The Energy Efficiency Watch (EEW) project was initiated in 2006 when a group of European, national and regional parliamentarians called for "Action, not talk" and for a close co-operation of the European, national, regional and local authorities, and all relevant stakeholders in implementing energy efficiency policies. The European Forum for Renewable Energy Sources (EUFORES), a network of parliamentarians supporting the promotion of renewables and energy efficiency, was tasked with the coordination of the project. EEW particularly aims at facilitating the implementation of the Energy Services Directive (ESD) at the national level by supporting its main target groups, which are Parliamentarians at European, national and regional level, but also the civil servants and experts involved in drafting the NEEAPs and implementing energy efficiency policies.
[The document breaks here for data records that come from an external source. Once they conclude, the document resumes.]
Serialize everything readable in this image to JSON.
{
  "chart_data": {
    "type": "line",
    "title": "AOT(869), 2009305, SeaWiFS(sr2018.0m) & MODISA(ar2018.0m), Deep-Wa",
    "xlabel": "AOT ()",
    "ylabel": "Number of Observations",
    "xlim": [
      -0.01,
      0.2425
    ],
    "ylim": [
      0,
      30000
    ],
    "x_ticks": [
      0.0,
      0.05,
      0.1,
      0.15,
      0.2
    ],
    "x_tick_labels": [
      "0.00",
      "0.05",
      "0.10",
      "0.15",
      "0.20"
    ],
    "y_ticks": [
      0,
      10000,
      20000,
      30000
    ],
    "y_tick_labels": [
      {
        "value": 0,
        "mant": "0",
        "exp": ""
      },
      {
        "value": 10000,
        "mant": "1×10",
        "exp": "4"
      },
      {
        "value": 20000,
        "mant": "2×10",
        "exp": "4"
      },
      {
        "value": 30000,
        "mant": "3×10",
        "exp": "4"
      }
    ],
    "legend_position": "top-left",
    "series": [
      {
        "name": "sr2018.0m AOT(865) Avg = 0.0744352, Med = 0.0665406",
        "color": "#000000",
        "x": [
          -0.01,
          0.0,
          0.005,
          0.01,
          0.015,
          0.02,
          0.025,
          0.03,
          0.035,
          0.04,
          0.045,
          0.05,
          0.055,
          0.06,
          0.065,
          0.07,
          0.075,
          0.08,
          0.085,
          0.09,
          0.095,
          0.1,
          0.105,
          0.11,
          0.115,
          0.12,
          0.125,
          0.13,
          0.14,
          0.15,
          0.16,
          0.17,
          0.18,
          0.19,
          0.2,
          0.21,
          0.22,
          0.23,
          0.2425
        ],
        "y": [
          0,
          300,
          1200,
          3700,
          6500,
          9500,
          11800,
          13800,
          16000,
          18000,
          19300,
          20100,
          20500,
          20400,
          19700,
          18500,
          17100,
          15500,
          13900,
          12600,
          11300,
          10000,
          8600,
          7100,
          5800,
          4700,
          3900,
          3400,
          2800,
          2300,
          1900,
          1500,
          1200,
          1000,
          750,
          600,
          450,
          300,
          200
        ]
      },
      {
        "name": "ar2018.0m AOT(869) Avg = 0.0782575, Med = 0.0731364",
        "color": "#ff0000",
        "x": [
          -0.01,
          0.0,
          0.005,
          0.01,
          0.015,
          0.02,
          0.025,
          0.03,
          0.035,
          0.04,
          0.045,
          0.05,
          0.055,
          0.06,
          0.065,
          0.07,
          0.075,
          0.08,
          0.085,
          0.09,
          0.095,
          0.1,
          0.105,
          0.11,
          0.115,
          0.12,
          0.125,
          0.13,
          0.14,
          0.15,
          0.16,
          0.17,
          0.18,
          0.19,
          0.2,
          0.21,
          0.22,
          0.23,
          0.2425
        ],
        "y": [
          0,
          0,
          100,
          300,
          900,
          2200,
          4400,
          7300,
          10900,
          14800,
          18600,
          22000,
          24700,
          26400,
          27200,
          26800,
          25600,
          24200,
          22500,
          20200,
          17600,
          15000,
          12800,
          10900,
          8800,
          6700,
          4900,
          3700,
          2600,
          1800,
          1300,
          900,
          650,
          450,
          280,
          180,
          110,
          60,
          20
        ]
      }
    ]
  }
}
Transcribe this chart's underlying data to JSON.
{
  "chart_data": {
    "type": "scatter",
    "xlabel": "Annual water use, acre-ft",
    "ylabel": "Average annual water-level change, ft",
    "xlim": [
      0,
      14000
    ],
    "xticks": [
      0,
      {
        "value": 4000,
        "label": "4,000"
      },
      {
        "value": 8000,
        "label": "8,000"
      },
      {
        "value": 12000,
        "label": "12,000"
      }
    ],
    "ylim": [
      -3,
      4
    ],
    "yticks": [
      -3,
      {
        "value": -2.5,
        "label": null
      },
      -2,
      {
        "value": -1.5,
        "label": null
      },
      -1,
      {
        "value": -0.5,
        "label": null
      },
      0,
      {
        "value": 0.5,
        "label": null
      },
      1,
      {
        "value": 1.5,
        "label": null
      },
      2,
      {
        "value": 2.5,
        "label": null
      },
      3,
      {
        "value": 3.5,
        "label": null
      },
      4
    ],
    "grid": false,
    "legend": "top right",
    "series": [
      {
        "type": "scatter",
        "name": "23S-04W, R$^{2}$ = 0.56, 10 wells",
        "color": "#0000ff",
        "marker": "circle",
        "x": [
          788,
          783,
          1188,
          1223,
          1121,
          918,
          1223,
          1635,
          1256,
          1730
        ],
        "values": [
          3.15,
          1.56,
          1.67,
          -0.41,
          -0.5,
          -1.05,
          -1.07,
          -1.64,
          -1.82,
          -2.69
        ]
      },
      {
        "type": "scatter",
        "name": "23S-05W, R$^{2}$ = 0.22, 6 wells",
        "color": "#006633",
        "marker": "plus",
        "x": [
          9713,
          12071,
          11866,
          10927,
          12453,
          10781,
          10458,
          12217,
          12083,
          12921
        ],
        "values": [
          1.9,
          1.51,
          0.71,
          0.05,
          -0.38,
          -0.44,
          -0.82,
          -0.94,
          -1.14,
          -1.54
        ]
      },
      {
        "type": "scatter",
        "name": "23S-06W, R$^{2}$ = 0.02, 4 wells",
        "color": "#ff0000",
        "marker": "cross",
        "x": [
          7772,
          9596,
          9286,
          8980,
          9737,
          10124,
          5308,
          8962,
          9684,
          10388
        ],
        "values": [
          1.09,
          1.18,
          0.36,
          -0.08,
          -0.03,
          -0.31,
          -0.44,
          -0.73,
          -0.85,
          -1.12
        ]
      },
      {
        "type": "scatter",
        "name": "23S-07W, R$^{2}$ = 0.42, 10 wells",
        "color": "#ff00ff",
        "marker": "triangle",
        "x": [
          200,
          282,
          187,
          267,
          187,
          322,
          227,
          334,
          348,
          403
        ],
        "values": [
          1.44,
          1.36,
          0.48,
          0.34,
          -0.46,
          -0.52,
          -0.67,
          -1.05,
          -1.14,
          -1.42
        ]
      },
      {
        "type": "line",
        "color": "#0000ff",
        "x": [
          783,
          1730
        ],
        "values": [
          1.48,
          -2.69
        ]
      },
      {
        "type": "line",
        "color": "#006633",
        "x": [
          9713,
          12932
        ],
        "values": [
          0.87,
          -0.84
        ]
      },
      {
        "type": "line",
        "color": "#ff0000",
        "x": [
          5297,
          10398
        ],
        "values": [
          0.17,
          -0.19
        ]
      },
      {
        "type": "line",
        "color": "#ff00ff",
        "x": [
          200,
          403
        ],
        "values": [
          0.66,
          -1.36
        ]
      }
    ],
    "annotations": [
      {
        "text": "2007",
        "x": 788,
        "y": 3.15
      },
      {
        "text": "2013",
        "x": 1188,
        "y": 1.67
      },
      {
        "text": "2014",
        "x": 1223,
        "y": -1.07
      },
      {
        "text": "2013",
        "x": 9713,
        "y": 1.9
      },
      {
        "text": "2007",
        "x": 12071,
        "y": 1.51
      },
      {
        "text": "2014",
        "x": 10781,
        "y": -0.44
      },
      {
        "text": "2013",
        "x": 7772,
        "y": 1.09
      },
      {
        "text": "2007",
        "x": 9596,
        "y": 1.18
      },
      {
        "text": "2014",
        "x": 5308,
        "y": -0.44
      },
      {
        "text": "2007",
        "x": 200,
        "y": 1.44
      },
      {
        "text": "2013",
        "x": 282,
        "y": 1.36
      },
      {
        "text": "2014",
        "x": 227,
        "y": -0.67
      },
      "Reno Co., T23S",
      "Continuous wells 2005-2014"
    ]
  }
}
One important means to achieve the goals of EEW is to activate, consult and strengthen key actors in the field of energy efficiency: therefore, the important European networks ECEEE (European Council for an Energy Efficient Economy), FEDARENE (European Federation of Regional Energy and Environment Agencies), and Energy Cities (Association of European local authorities) are part of project consortium.

One of the main objectives of the second phase of the EEW project is to gain insight into the progress that Member States have achieved in terms of energy efficiency policy since the first round of NEEAPs. The assessment of national policy progress is presented in 27 National Reports, which are based on three main sources of information:

  • A screening of each Member State's policy portfolio based on the second NEEAPs,
  • a broad survey among experts/practitioners on how they perceive the achieved progress in energy efficiency policy since the first round of NEEAPs, and
  • in-depth interviews with selected national experts with the goal to find out what is happening "beyond the paper", i.e. what really works in the field and what doesn't.

The aim of this exercise is ultimately to determine strengths and weaknesses of the national energy efficiency policy frameworks, i.e. to highlight good practice examples and point out implementation deficits. The National Reports also seek to identify relevant policy gaps, key barriers and areas for improvement so as to provide guidance to Member States on how they could improve their policy portfolios.